* Expects growth in Canada, U.S. and Asia
* ROE seen at 13 pct by 2015, hedging equity exposure
* May enter India, South Korea markets (Adds analyst, CEO comments)
By Cameron French
TORONTO, Nov 19 (Reuters) - Manulife Financial Corp (MFC.TO), which has struggled after the 2008 market crash, said on Friday it is aiming for a nearly threefold increase in net profit to C$4 billion ($3.9 billion) by 2015, and will reduce risk by hedging aggressively against market swings.
The Toronto-based company, Canada’s largest insurer and owner of U.S.-based John Hancock, said it plans strong growth in Asia and the United States, particularly in fee-based wealth management.
It is targeting a return on equity of 13 percent by 2015, and said the figures were goals rather than formal guidance.
The targets would improve on the company’s 2009 profit of C$1.4 billion and return on equity of 5.2 percent, but they would lag profitability before the crash sideswiped Manulife’s variable annuity business, forcing it to halve its dividend.
In pre-crisis 2007 the insurer earned C$4.3 billion, with a return on equity of 18.4 percent, its unhedged equity exposure helped by soaring stock markets.
Manulife shares, which have underperformed peers Sun Life Financial (SLF.TO) and Great-West Lifeco (GWO.TO) with a 20 percent year-to-date drop, fell 34 Canadian cents, or 2.2 percent, to C$15.35 on the Toronto Stock Exchange.
The stock hit a 3-month high on Thursday, but it is still trading at less than half of its pre-crisis levels.
“It’s going to take a while to return to peak-type of earnings, and it’s going to take a while for the stock price to get back to a price that we remember from several years ago,” said Craig Fehr, an analyst at Edward Jones in St. Louis.
“That doesn’t necessarily mean it can’t be great investment in the interim.”
Such a rebound would likely depend on Manulife restoring its dividend its previous level.
Donald Guloien, the company’s chief executive, wasn’t ready to speculate when that might be.

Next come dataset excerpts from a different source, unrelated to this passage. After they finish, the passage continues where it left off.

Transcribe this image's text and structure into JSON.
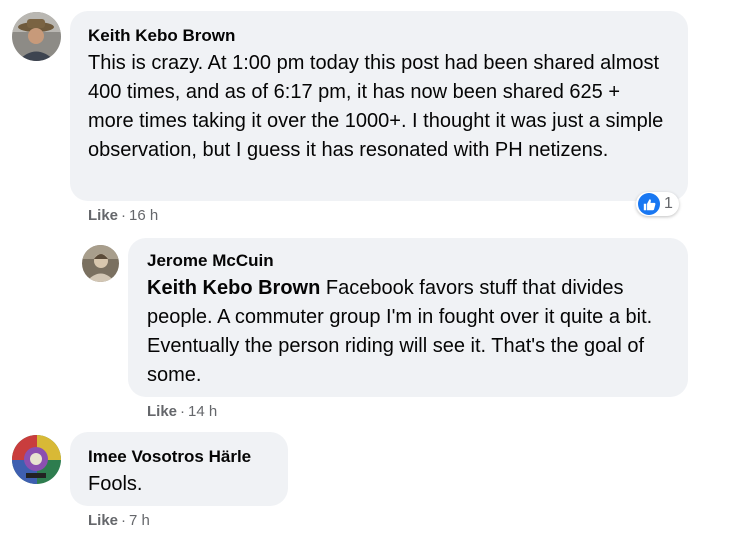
{
  "comments": [
    {
      "author": "Keith Kebo Brown",
      "text": "This is crazy. At 1:00 pm today this post had been shared almost 400 times, and as of 6:17 pm, it has now been shared 625 + more times taking it over the 1000+. I thought it was just a simple observation, but I guess it has resonated with PH netizens.",
      "like_label": "Like",
      "time": "16 h",
      "reaction_icon": "thumbs-up-icon",
      "reaction_count": "1"
    },
    {
      "author": "Jerome McCuin",
      "mention": "Keith Kebo Brown",
      "text": "Facebook favors stuff that divides people. A commuter group I'm in fought over it quite a bit. Eventually the person riding will see it. That's the goal of some.",
      "like_label": "Like",
      "time": "14 h"
    },
    {
      "author": "Imee Vosotros Härle",
      "text": "Fools.",
      "like_label": "Like",
      "time": "7 h"
    }
  ],
  "separator": "·",
  "colors": {
    "bubble": "#f0f2f5",
    "meta_text": "#65676b",
    "like_blue": "#1877f2"
  }
}
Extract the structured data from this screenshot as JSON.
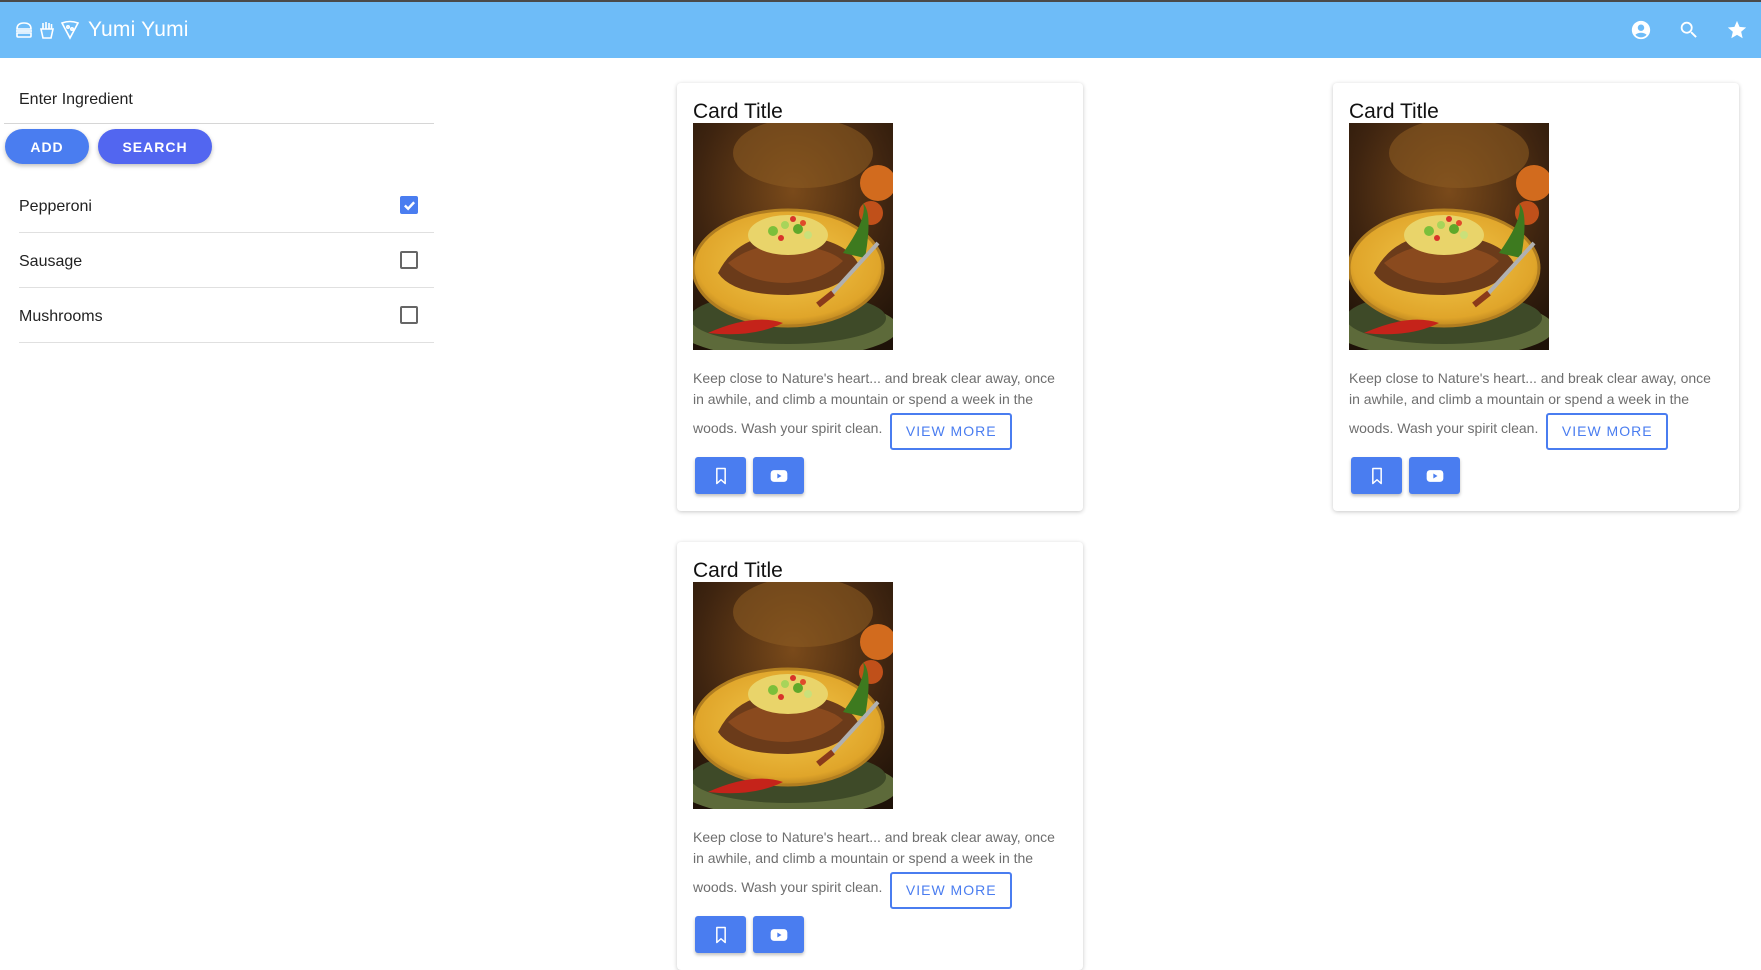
{
  "app": {
    "title": "Yumi Yumi"
  },
  "header": {
    "icons": [
      "burger-icon",
      "fries-icon",
      "pizza-icon"
    ],
    "actions": [
      "account-circle-icon",
      "search-icon",
      "star-icon"
    ]
  },
  "sidebar": {
    "ingredient_placeholder": "Enter Ingredient",
    "add_label": "ADD",
    "search_label": "SEARCH",
    "ingredients": [
      {
        "label": "Pepperoni",
        "checked": true
      },
      {
        "label": "Sausage",
        "checked": false
      },
      {
        "label": "Mushrooms",
        "checked": false
      }
    ]
  },
  "cards": [
    {
      "title": "Card Title",
      "description": "Keep close to Nature's heart... and break clear away, once in awhile, and climb a mountain or spend a week in the woods. Wash your spirit clean.",
      "view_more": "VIEW MORE"
    },
    {
      "title": "Card Title",
      "description": "Keep close to Nature's heart... and break clear away, once in awhile, and climb a mountain or spend a week in the woods. Wash your spirit clean.",
      "view_more": "VIEW MORE"
    },
    {
      "title": "Card Title",
      "description": "Keep close to Nature's heart... and break clear away, once in awhile, and climb a mountain or spend a week in the woods. Wash your spirit clean.",
      "view_more": "VIEW MORE"
    }
  ],
  "colors": {
    "header": "#6ebcf8",
    "primary": "#4a7df0",
    "search_button": "#5266f0"
  }
}
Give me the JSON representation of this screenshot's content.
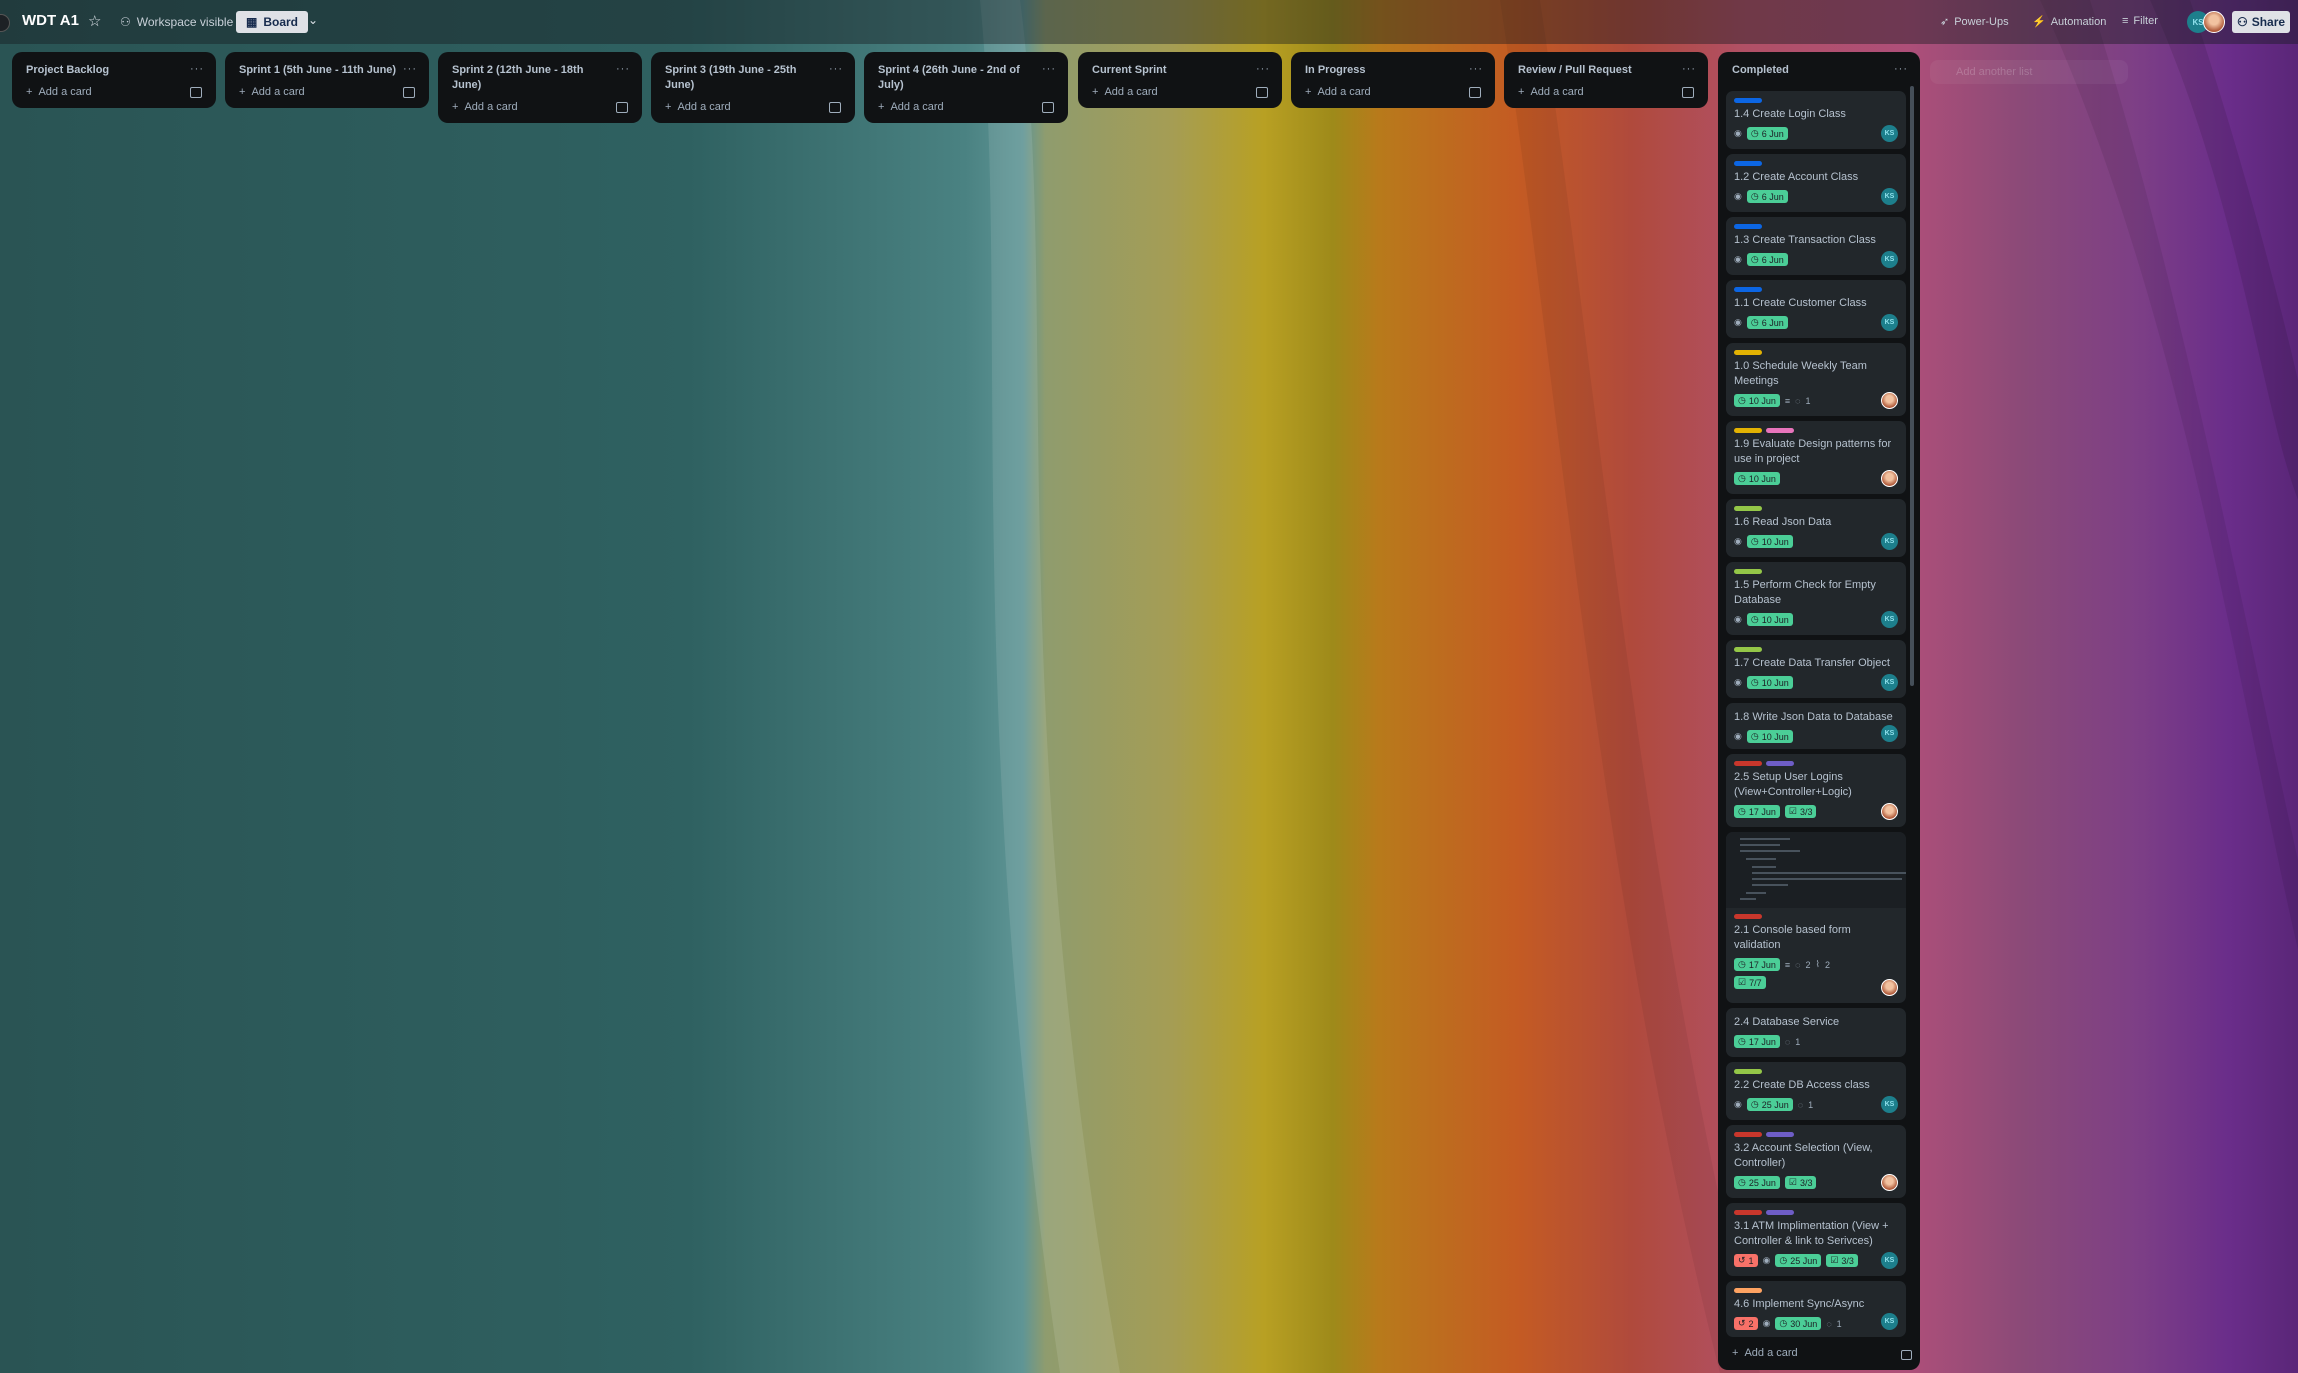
{
  "topbar": {
    "board_title": "WDT A1",
    "visibility": "Workspace visible",
    "view": "Board",
    "power_ups": "Power-Ups",
    "automation": "Automation",
    "filter": "Filter",
    "share": "Share",
    "member_initials": "KS"
  },
  "lists": [
    {
      "title": "Project Backlog",
      "add": "Add a card"
    },
    {
      "title": "Sprint 1 (5th June - 11th June)",
      "add": "Add a card"
    },
    {
      "title": "Sprint 2 (12th June - 18th June)",
      "add": "Add a card"
    },
    {
      "title": "Sprint 3 (19th June - 25th June)",
      "add": "Add a card"
    },
    {
      "title": "Sprint 4 (26th June - 2nd of July)",
      "add": "Add a card"
    },
    {
      "title": "Current Sprint",
      "add": "Add a card"
    },
    {
      "title": "In Progress",
      "add": "Add a card"
    },
    {
      "title": "Review / Pull Request",
      "add": "Add a card"
    }
  ],
  "completed": {
    "title": "Completed",
    "add": "Add a card",
    "cards": [
      {
        "title": "1.4 Create Login Class",
        "due": "6 Jun",
        "member": "KS"
      },
      {
        "title": "1.2 Create Account Class",
        "due": "6 Jun",
        "member": "KS"
      },
      {
        "title": "1.3 Create Transaction Class",
        "due": "6 Jun",
        "member": "KS"
      },
      {
        "title": "1.1 Create Customer Class",
        "due": "6 Jun",
        "member": "KS"
      },
      {
        "title": "1.0 Schedule Weekly Team Meetings",
        "due": "10 Jun",
        "comments": "1"
      },
      {
        "title": "1.9 Evaluate Design patterns for use in project",
        "due": "10 Jun"
      },
      {
        "title": "1.6 Read Json Data",
        "due": "10 Jun",
        "member": "KS"
      },
      {
        "title": "1.5 Perform Check for Empty Database",
        "due": "10 Jun",
        "member": "KS"
      },
      {
        "title": "1.7 Create Data Transfer Object",
        "due": "10 Jun",
        "member": "KS"
      },
      {
        "title": "1.8 Write Json Data to Database",
        "due": "10 Jun",
        "member": "KS"
      },
      {
        "title": "2.5 Setup User Logins (View+Controller+Logic)",
        "due": "17 Jun",
        "checklist": "3/3"
      },
      {
        "title": "2.1 Console based form validation",
        "due": "17 Jun",
        "comments": "2",
        "attachments": "2",
        "checklist": "7/7"
      },
      {
        "title": "2.4 Database Service",
        "due": "17 Jun",
        "comments": "1"
      },
      {
        "title": "2.2 Create DB Access class",
        "due": "25 Jun",
        "comments": "1",
        "member": "KS"
      },
      {
        "title": "3.2 Account Selection (View, Controller)",
        "due": "25 Jun",
        "checklist": "3/3"
      },
      {
        "title": "3.1 ATM Implimentation (View + Controller & link to Serivces)",
        "alert": "1",
        "due": "25 Jun",
        "checklist": "3/3",
        "member": "KS"
      },
      {
        "title": "4.6 Implement Sync/Async",
        "alert": "2",
        "due": "30 Jun",
        "comments": "1",
        "member": "KS"
      }
    ]
  },
  "add_another_list": "Add another list",
  "colors": {
    "label_blue": "#0c66e4",
    "label_yellow": "#e2b203",
    "label_pink": "#e774bb",
    "label_lime": "#94c748",
    "label_red": "#c9372c",
    "label_purple": "#6e5dc6",
    "label_orange": "#fea362",
    "due_complete": "#4bce97"
  }
}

“What we want is more stability in our earnings and more growth in our earnings before we’d consider any dividend action,” he told Reuters.
He said he’s also is concerned about pending regulatory changes, including a shift to international accounting standards in 2011, and stiffer capital rules proposed by Canada’s financial services regulator.
Manulife has aggressively hedged its exposure to stock markets and interest rates to produce more predictable results.
It aims to hedge 75 percent of its earnings sensitivity to equity markets movement by 2014, and said it hedged C$2.5 billion of equity futures contracts earlier this week.
That should reduce the risk of huge market-related hits to earnings, but it also reduces Manulife’s ability to make back its previous losses through exposure to rebounding markets.
Manulife estimated the potential annual costs of hedges added after Sept. 30 could reach C$400 million in 2015. But the added reliability of the future results made it well worth it.
“These will be high quality earnings,” said Guloien. “If markets go up we’ll be criticized for hedging to fast, and if markets go down we’ll be criticized for hedging too slow.”
By 2015, Manulife hopes to earn C$1.5 billion from its Asian operations, C$1.5 billion from its Canadian business, and C$1.7 billion from the United States.
The company aims to become a dominant foreign insurer in Asia, where it already has a significant presence, particularly in Japan and China.
It targets high-return insurance and wealth management, and will explore strategies to push into India and South Korea.
In the United States, Manulife aims to exploit the strong brand awareness of John Hancock, the insurer it acquired in 2004, and push growth in its retirement and mutual fund businesses.